On Tue, Oct 4, 2016 at 8:32 AM, Greg Ewing <greg.ew...@canterbury.ac.nz> wrote:
> Yann Kaiser wrote:
>>
>> The way I see it, the great thing about async/await as opposed to
>> threading is that it is explicit about when execution will "take a break"
>> from your function or resume into it.
>
>
> Another thing is that async/await tasks are very lightweight
> compared to OS threads, so you can afford to have a large
> number of them active at once.
>
> Rene's approach seems to be based on ordinary threads, so
> it would not have this property.

That keeps getting talked about, but one thing I've never seen is any
sort of benchmark showing (probably per operating system) how many
concurrent requests you need to have before threads become unworkable.
Maybe calculate it in milli-Wikipedias, on the basis that English
Wikipedia is a well-known site and has some solid stats published [1].

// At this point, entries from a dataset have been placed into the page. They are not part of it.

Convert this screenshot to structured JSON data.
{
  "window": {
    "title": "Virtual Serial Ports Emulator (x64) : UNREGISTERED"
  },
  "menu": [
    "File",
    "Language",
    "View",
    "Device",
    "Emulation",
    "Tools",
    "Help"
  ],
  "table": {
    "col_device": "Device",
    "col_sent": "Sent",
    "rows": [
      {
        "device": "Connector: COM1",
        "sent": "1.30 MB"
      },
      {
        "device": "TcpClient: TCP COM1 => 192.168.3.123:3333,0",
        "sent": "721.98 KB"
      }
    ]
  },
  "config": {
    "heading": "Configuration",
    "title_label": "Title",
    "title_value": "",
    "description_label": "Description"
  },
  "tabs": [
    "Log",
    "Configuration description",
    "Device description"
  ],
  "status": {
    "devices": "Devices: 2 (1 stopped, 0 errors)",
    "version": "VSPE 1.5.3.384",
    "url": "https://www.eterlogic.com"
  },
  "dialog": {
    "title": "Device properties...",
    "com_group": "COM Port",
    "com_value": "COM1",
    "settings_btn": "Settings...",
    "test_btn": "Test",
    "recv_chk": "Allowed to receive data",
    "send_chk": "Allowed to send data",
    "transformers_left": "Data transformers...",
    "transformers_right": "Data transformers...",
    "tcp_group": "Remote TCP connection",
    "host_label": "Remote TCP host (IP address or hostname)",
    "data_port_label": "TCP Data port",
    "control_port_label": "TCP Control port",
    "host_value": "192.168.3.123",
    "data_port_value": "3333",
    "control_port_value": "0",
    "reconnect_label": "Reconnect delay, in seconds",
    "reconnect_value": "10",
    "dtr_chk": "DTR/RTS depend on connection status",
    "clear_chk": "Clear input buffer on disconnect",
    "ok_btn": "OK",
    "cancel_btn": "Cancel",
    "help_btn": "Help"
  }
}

Of late, it's been seeing about 8e9 hits per month, or about
3000/second. So one millipedia would be three page requests per
second. A single-core CPU running a simple and naive Python web
application can probably handle several millipedias without any
concurrency at all. (I would define "handle" as "respond to requests
without visible queueing", which would mean about 50ms, for a guess -
could maybe go to 100 or even 250, but then people might start
noticing the slowness.) Once you're handling more requests than you
can handle on a single thread, you need concurrency, but threading
will do you fine for a while. Then at some further mark, threading is
no longer sufficient, and you need something lighter-weight, such as
asyncio. But has anyone ever measured what those two points are?